Dances could also be bought for "ten bucks." At evening's end the woman who collected the most scrip on the dance floor won a prize: ten pounds of candy. Second prize was ten pounds of nuts.
Shortly before 9:00, many folks left The Arena to make their way toward Lake Union, where thousands of others had gathered along the hillsides to watch the fireworks show. As twilight fell and the sky darkened, 150 aerial guns went off, showering the lake with sparkles. The mammoth explosion signified an avalanche, with millions of white snowflakes in its wake. Following this, streamers of red, orange, and green light shot across the sky like an Aurora Borealis.
The blasts were still echoing off the hills when out of the now smoke-covered Lake Union came a replica of the steamer Portland (the real Portland sank in 1910) enveloped in a screen of twinkling gold nuggets from flaming torches above. A roar went up from the crowd, matched by a set of aerial cannons, which filled the sky with splashes of scarlet, blue, and gold.
The show went on for nearly half an hour. Yellow rockets signified the gold that was found. Rhododendron shells were dedicated to the state of Washington. Malamute rockets were launched that sounded uncannily like the howling of sled dogs.
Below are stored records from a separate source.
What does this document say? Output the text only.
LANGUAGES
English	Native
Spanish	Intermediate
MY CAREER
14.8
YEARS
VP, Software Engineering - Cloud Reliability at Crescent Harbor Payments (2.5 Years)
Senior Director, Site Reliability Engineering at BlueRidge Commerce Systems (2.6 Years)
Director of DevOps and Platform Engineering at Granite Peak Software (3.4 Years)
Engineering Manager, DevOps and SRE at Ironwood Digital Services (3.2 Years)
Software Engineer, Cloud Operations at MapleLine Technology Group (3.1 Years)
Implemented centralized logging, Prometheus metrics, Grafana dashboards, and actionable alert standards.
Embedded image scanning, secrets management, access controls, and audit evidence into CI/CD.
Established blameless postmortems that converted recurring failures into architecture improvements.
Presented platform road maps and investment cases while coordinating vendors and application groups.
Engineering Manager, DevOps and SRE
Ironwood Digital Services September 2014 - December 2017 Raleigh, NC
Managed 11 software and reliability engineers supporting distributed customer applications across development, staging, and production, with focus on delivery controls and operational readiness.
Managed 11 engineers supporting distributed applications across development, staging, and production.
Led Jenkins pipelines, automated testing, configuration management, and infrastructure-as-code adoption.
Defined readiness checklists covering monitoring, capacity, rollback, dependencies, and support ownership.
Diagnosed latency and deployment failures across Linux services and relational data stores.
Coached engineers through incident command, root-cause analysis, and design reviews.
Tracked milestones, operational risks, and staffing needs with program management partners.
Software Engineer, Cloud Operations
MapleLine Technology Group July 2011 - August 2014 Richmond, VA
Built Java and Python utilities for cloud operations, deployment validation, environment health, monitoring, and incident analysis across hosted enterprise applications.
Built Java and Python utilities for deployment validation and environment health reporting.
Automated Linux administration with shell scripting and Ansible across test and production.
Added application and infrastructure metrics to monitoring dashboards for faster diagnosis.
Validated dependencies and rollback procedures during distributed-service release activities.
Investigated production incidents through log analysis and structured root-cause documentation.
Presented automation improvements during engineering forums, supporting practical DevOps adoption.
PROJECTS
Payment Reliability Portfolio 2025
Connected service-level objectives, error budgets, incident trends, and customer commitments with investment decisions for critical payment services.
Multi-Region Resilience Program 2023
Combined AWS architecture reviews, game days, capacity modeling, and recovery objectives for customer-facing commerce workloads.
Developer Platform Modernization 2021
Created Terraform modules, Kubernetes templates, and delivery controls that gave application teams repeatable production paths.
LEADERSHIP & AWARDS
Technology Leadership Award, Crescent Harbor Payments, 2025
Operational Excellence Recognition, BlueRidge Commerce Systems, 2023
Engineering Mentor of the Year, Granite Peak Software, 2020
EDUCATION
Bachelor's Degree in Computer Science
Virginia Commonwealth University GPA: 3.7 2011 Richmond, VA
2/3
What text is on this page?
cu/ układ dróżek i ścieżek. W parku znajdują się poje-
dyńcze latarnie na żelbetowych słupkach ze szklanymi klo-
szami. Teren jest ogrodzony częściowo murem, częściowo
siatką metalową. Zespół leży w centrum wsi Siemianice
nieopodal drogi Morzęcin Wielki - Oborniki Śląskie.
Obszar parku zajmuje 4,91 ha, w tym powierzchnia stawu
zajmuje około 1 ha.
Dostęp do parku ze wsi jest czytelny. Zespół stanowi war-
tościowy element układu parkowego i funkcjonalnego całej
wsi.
All of the displays were described in the program, and all of them related in some way to the gold rush and its effects on Seattle.
At the end, 97 rockets were launched simultaneously, followed by a closing salvo of 36 immense bombshells. The Portland sailed away like a ghost ship in the night, and a giant 30-foot tall effigy of a bugler lit up while "Taps" was played.
Summer in the City
The Gold Rush silver jubilee proved to be a great success even though it was a one-time-only event. Seattle's first citywide summer celebration was the Golden Potlatch in 1911 -- it also celebrated the Gold Rush days -- but effectively ended when riots broke out during the 1913 celebration. The 25th anniversary of the arrival of the "ton of gold" was the last major summer festival the city would see until the first Seafair celebration in 1950.
But there is one legacy that came out of the silver jubilee, albeit obliquely. At the time, city business leaders were working together to provide Seattle with a world-class hotel, one worthy of housing visiting dignitaries such as presidents and other world leaders. To accomplish this, they needed to raise nearly $3 million dollars from the community.
Taking advantage of the ebullient spirit that abounded during the jubilee, fund-raising began in conjunction with the event. On the first day alone, more than $1.6 million in bonds were sold, and the total amount was reached in less than two weeks. Concurrently, The Seattle Times -- which also sponsored the silver jubilee -- held a contest to name the new hotel. "The Olympic" was chosen out of 3,906 entries.